Il primo cittadino leccese all'inizio del mese aveva dovuto ingoiare il rospo della bocciatura della manovra di riequilibrio adottata ben tre anni prima e quindi già in corso di attuazione, preannunciando un ricorso alle sezioni riunite della Corte dei Conti che in ogni caso sarà presentato entro la fine di dicembre: "Il mio auspicio - ha concluso - è che questo emendamento possa aprire una stagione di riforma del 243-bis del Testo Unico Enti Locali, l’articolo che disciplina il riequilibrio dei conti degli enti strutturalmente deficitari. Una esigenza che è avvertita dalle forze politiche, dai parlamentari e dai Comuni, a maggior ragione in un momento nel quale alle difficoltà economico-finanziarie si sono aggiunte le ripercussioni della pandemia".
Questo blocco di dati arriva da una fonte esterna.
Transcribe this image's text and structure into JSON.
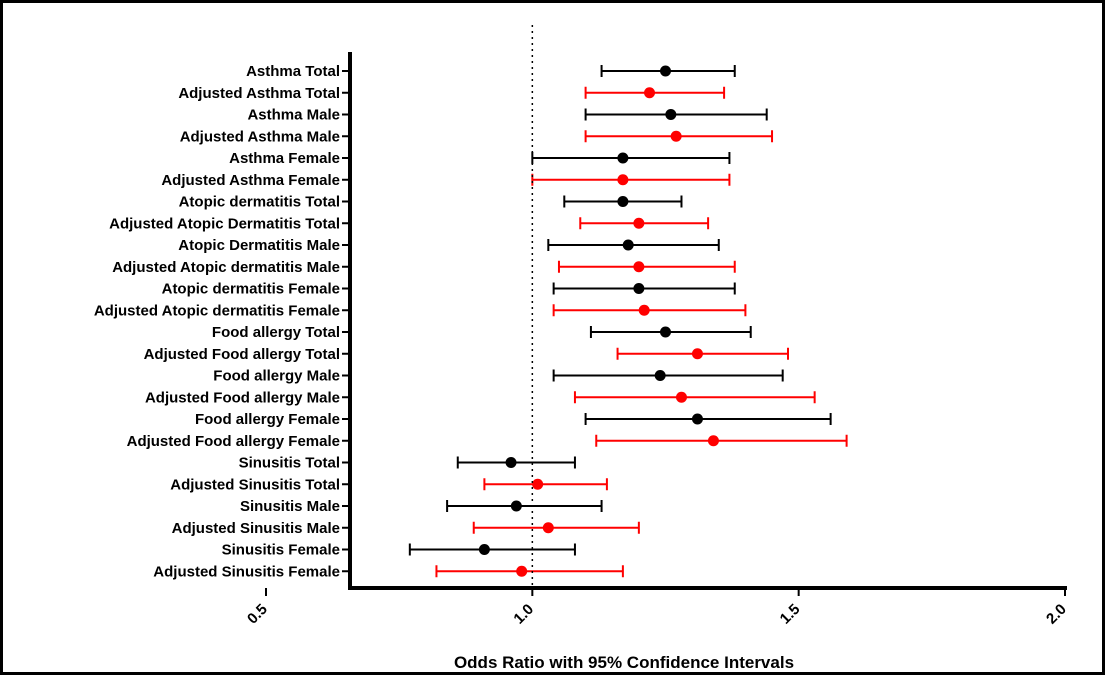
{
  "chart_data": {
    "type": "forest",
    "xlabel": "Odds Ratio with 95% Confidence Intervals",
    "xlim": [
      0.5,
      2.0
    ],
    "xticks": [
      "0.5",
      "1.0",
      "1.5",
      "2.0"
    ],
    "reference_line": 1.0,
    "colors": {
      "unadjusted": "#000000",
      "adjusted": "#ff0000"
    },
    "rows": [
      {
        "label": "Asthma Total",
        "or": 1.25,
        "lo": 1.13,
        "hi": 1.38,
        "adjusted": false
      },
      {
        "label": "Adjusted Asthma Total",
        "or": 1.22,
        "lo": 1.1,
        "hi": 1.36,
        "adjusted": true
      },
      {
        "label": "Asthma Male",
        "or": 1.26,
        "lo": 1.1,
        "hi": 1.44,
        "adjusted": false
      },
      {
        "label": "Adjusted Asthma Male",
        "or": 1.27,
        "lo": 1.1,
        "hi": 1.45,
        "adjusted": true
      },
      {
        "label": "Asthma Female",
        "or": 1.17,
        "lo": 1.0,
        "hi": 1.37,
        "adjusted": false
      },
      {
        "label": "Adjusted Asthma Female",
        "or": 1.17,
        "lo": 1.0,
        "hi": 1.37,
        "adjusted": true
      },
      {
        "label": "Atopic dermatitis Total",
        "or": 1.17,
        "lo": 1.06,
        "hi": 1.28,
        "adjusted": false
      },
      {
        "label": "Adjusted Atopic Dermatitis Total",
        "or": 1.2,
        "lo": 1.09,
        "hi": 1.33,
        "adjusted": true
      },
      {
        "label": "Atopic Dermatitis Male",
        "or": 1.18,
        "lo": 1.03,
        "hi": 1.35,
        "adjusted": false
      },
      {
        "label": "Adjusted Atopic dermatitis Male",
        "or": 1.2,
        "lo": 1.05,
        "hi": 1.38,
        "adjusted": true
      },
      {
        "label": "Atopic dermatitis Female",
        "or": 1.2,
        "lo": 1.04,
        "hi": 1.38,
        "adjusted": false
      },
      {
        "label": "Adjusted Atopic dermatitis Female",
        "or": 1.21,
        "lo": 1.04,
        "hi": 1.4,
        "adjusted": true
      },
      {
        "label": "Food allergy Total",
        "or": 1.25,
        "lo": 1.11,
        "hi": 1.41,
        "adjusted": false
      },
      {
        "label": "Adjusted Food allergy Total",
        "or": 1.31,
        "lo": 1.16,
        "hi": 1.48,
        "adjusted": true
      },
      {
        "label": "Food allergy Male",
        "or": 1.24,
        "lo": 1.04,
        "hi": 1.47,
        "adjusted": false
      },
      {
        "label": "Adjusted Food allergy Male",
        "or": 1.28,
        "lo": 1.08,
        "hi": 1.53,
        "adjusted": true
      },
      {
        "label": "Food allergy Female",
        "or": 1.31,
        "lo": 1.1,
        "hi": 1.56,
        "adjusted": false
      },
      {
        "label": "Adjusted Food allergy Female",
        "or": 1.34,
        "lo": 1.12,
        "hi": 1.59,
        "adjusted": true
      },
      {
        "label": "Sinusitis Total",
        "or": 0.96,
        "lo": 0.86,
        "hi": 1.08,
        "adjusted": false
      },
      {
        "label": "Adjusted Sinusitis Total",
        "or": 1.01,
        "lo": 0.91,
        "hi": 1.14,
        "adjusted": true
      },
      {
        "label": "Sinusitis Male",
        "or": 0.97,
        "lo": 0.84,
        "hi": 1.13,
        "adjusted": false
      },
      {
        "label": "Adjusted Sinusitis Male",
        "or": 1.03,
        "lo": 0.89,
        "hi": 1.2,
        "adjusted": true
      },
      {
        "label": "Sinusitis Female",
        "or": 0.91,
        "lo": 0.77,
        "hi": 1.08,
        "adjusted": false
      },
      {
        "label": "Adjusted Sinusitis Female",
        "or": 0.98,
        "lo": 0.82,
        "hi": 1.17,
        "adjusted": true
      }
    ]
  }
}
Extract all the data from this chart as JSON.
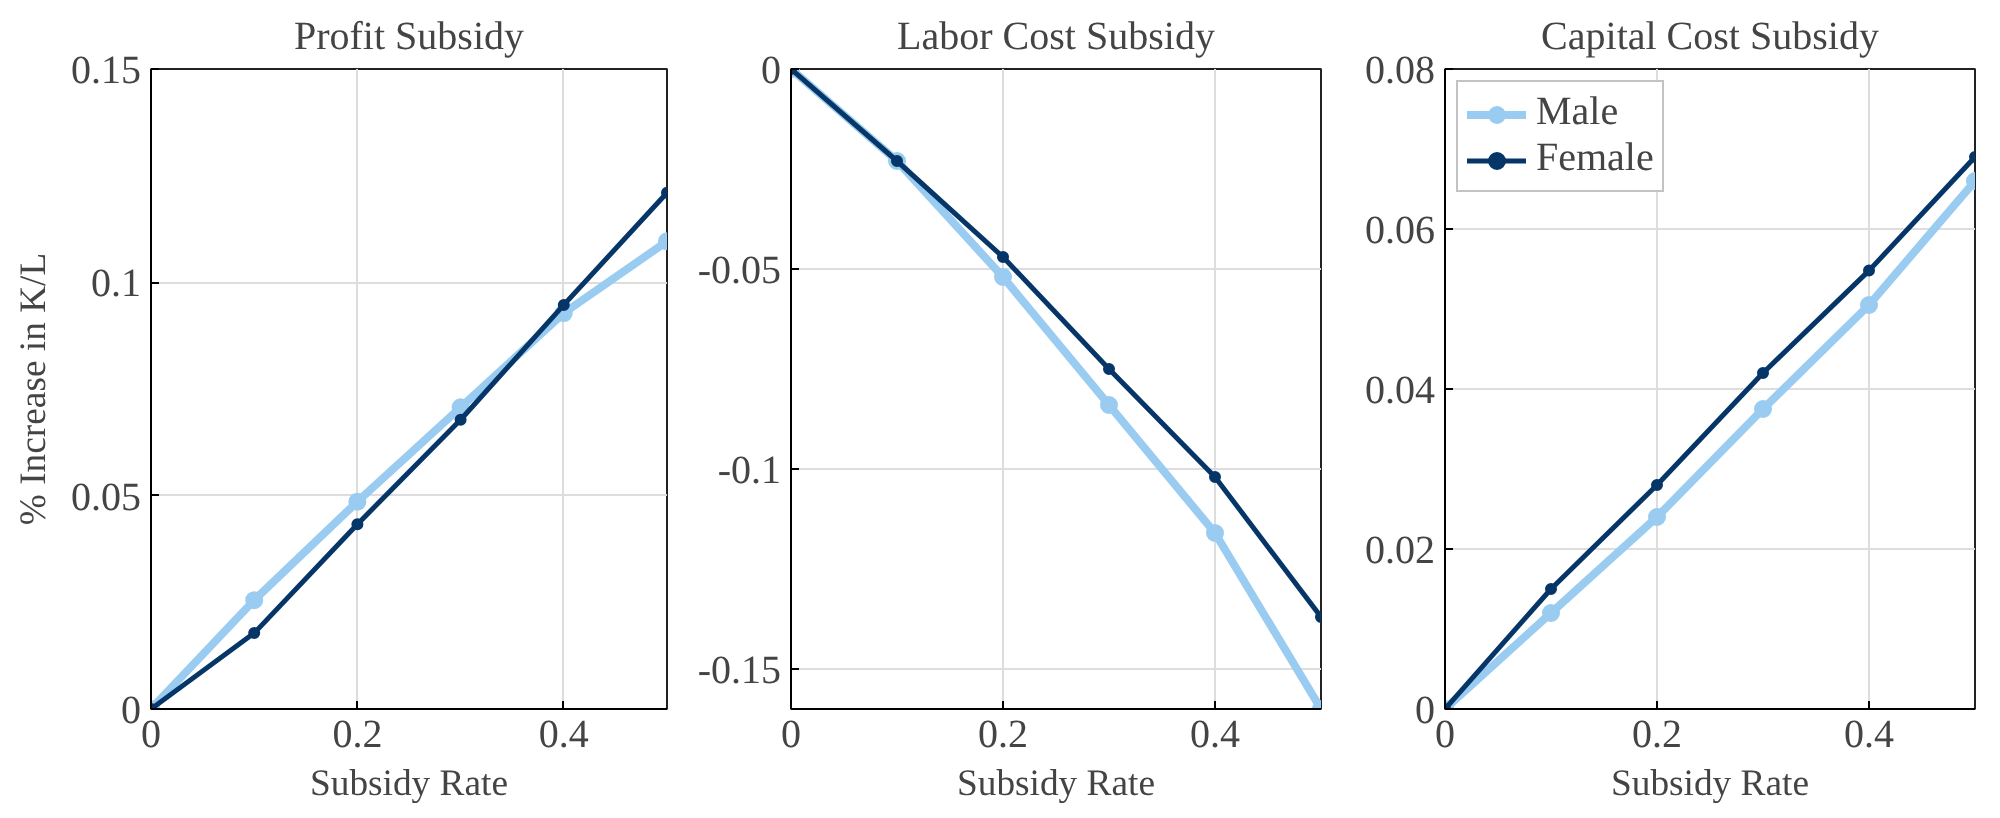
{
  "chart_data": [
    {
      "type": "line",
      "title": "Profit Subsidy",
      "xlabel": "Subsidy Rate",
      "ylabel": "% Increase in K/L",
      "x": [
        0,
        0.1,
        0.2,
        0.3,
        0.4,
        0.5
      ],
      "xlim": [
        0,
        0.5
      ],
      "xticks": [
        0,
        0.2,
        0.4
      ],
      "ylim": [
        0,
        0.15
      ],
      "yticks": [
        0,
        0.05,
        0.1,
        0.15
      ],
      "grid": true,
      "marker": "circle",
      "line_style": "solid",
      "legend": false,
      "series": [
        {
          "color": "#99ccf0",
          "values": [
            0,
            0.0255,
            0.0486,
            0.0707,
            0.0928,
            0.1096
          ]
        },
        {
          "color": "#063668",
          "values": [
            0,
            0.0178,
            0.0433,
            0.0678,
            0.0947,
            0.121
          ]
        }
      ]
    },
    {
      "type": "line",
      "title": "Labor Cost Subsidy",
      "xlabel": "Subsidy Rate",
      "x": [
        0,
        0.1,
        0.2,
        0.3,
        0.4,
        0.5
      ],
      "xlim": [
        0,
        0.5
      ],
      "xticks": [
        0,
        0.2,
        0.4
      ],
      "ylim": [
        -0.16,
        0
      ],
      "yticks": [
        -0.15,
        -0.1,
        -0.05,
        0
      ],
      "grid": true,
      "marker": "circle",
      "line_style": "solid",
      "legend": false,
      "series": [
        {
          "color": "#99ccf0",
          "values": [
            0,
            -0.023,
            -0.052,
            -0.084,
            -0.116,
            -0.16
          ]
        },
        {
          "color": "#063668",
          "values": [
            0,
            -0.023,
            -0.047,
            -0.075,
            -0.102,
            -0.137
          ]
        }
      ]
    },
    {
      "type": "line",
      "title": "Capital Cost Subsidy",
      "xlabel": "Subsidy Rate",
      "x": [
        0,
        0.1,
        0.2,
        0.3,
        0.4,
        0.5
      ],
      "xlim": [
        0,
        0.5
      ],
      "xticks": [
        0,
        0.2,
        0.4
      ],
      "ylim": [
        0,
        0.08
      ],
      "yticks": [
        0,
        0.02,
        0.04,
        0.06,
        0.08
      ],
      "grid": true,
      "marker": "circle",
      "line_style": "solid",
      "legend": "top left",
      "series": [
        {
          "name": "Male",
          "color": "#99ccf0",
          "values": [
            0,
            0.012,
            0.024,
            0.0375,
            0.0505,
            0.066
          ]
        },
        {
          "name": "Female",
          "color": "#063668",
          "values": [
            0,
            0.015,
            0.028,
            0.042,
            0.0548,
            0.069
          ]
        }
      ]
    }
  ]
}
Sulla provvidenziale unità di intenti delle forze politiche si è espressa anche, con soddisfazione, la consigliera di minoranza e già parlamentare, Adriana Poli Bortone: "Nella formulazione definitiva il senatore Marti ha concordato col senantore Boccia una formulazione, dunque, che potesse comprendere il maggior numero di enti locali in situazioni di pericolo. Questo a testimonianza che al di là delle  parti politiche si dimostra l'impegno oltre che in generale in situazioni di gravi disagio per tutti quanti i cittadini, ma in particolare quando si può far qualcosa per la  propria città".